Violento asalto en Melilla: “Venían con piedras, palos, barras de acero y hasta una radial”

Califican de “extremadamente violento” el asalto y denuncian que apenas había una veintena de guardias civiles para contener la avalancha de inmigrantes

Apenas veinte agentes de los GRS de la Guardia Civil para contener un tsunami de cientos de inmigrantes que llegaban armados con palos, piedras, hachas y hasta una radial para cortar una puerta de acceso al Barrio Chino en Melilla. Un asalto “extremadamente violento”, tal y como relatan los agentes allí presentes, al que han tenido que enfrentarse una vez más sin medios humanos ni materiales.

“Cuando uno está parapetado detrás de un despacho oficial no siente peligro, pero el peligro existe y son los guardias civiles los que en cada asalto ponen en riesgo su vida”. De este modo denunciaba este viernes la Asociación Española de Guardias Civiles (AEGC), la impotencia que viven los agentes destinados a la frontera sur ante la desidia de un Ministerio del Interior, y un ministro, Fernando Grande-Marlaska, que hace oídos sordos a sus peticiones. Y lanzaba una clara advertencia: “Cuando el riesgo se transforme en luto tendrán que responder por su responsabilidad en esta inacción”.

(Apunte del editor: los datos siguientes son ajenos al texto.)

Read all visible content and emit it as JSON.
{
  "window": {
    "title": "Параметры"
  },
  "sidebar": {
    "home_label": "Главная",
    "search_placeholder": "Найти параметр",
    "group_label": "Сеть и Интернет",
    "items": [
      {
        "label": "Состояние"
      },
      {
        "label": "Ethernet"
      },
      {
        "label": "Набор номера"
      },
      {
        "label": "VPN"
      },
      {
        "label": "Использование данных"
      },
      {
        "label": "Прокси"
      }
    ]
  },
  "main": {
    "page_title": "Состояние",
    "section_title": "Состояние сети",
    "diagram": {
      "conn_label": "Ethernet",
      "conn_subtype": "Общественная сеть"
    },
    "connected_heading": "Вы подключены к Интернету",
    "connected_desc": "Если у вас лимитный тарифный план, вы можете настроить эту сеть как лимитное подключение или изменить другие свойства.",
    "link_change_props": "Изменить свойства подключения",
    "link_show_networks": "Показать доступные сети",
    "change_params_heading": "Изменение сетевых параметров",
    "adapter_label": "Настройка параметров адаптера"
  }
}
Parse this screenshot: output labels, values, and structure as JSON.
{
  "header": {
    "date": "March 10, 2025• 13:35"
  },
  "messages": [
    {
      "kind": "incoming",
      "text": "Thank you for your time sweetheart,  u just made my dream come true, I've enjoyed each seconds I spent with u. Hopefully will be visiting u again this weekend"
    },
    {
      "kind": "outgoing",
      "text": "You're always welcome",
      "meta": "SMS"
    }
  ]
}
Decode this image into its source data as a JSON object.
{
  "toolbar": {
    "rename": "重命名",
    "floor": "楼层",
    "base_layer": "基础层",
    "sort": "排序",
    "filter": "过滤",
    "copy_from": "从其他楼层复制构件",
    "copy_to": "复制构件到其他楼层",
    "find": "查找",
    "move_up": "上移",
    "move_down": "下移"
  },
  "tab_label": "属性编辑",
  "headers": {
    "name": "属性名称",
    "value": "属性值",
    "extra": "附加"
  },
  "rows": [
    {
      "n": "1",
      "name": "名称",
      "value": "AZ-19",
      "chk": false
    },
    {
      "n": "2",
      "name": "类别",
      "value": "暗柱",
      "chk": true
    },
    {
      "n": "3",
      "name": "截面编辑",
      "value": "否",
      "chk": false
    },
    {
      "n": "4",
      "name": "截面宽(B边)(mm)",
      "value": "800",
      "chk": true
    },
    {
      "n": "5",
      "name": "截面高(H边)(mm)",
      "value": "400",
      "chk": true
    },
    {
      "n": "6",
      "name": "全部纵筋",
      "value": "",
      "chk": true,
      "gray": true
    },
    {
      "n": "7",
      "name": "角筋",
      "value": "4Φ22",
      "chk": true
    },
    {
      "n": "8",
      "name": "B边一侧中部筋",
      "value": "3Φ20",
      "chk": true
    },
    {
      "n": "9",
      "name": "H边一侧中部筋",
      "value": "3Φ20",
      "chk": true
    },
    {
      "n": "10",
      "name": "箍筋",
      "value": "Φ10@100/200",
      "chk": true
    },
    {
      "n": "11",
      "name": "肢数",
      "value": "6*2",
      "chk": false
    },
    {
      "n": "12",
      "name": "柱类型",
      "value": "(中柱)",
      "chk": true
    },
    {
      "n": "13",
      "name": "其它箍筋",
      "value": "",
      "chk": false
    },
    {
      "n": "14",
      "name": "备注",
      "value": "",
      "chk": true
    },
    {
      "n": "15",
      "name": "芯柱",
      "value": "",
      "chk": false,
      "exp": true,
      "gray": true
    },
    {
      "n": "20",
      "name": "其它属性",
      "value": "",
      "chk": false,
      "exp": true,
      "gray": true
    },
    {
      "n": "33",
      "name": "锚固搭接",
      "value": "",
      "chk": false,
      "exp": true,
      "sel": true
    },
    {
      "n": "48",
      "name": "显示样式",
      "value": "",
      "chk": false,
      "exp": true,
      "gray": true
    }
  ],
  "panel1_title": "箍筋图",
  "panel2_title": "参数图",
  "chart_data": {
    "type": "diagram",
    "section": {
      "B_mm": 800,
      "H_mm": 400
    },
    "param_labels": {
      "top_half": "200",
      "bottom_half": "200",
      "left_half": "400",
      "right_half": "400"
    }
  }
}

Y es que, los pocos guardias que protegían el perímetro “poco han podido hacer, salvo poner en riesgo su propia integridad”, explicaban desde esta asociación, que señalaba el alto número de agentes heridos. Una situación que pone en evidencia que la política de “parches” del Ejecutivo no sirve para solucionar un problema fronterizo que no solo afecta a España sino a toda Europa. Por todo ello, exigen al Gobierno que incremente la plantilla de 200 efectivos en Melilla para crear una Unidad de Seguridad Ciudadana de Comandancia propia (USECIC) y así no tener que depender de los refuerzos que llegan de la Península.

Desde la Asociación Unificada de la Guardia Civil (AUGC), denunciaron la “agresividad” del salto, que terminó con más de cincuenta agentes heridos. “Reclamamos soluciones urgentes, no podemos seguir siendo escudos humanos y que sigan produciéndose estas agresiones sobre nuestros compañeros”. Y es que, según señala esta asociación, los asaltantes utilizaron piedras, palos, radiales, barras de acero y herramientas de corte contra los agentes.

Un “peine” en la valla, que impida los saltos

Desde la asociación de la Guardia Civil JUCIL, por su parte, solicitan la intervención del Ejército en la frontera sur, ya que no hay suficientes agentes para contener “las avalanchas de personas” que intentan entrar en Melilla y carecen de material antidisturbios adecuado. Y es que, pese a las peticiones realizadas desde el salto a la valla de marzo, apenas se han adoptado medidas.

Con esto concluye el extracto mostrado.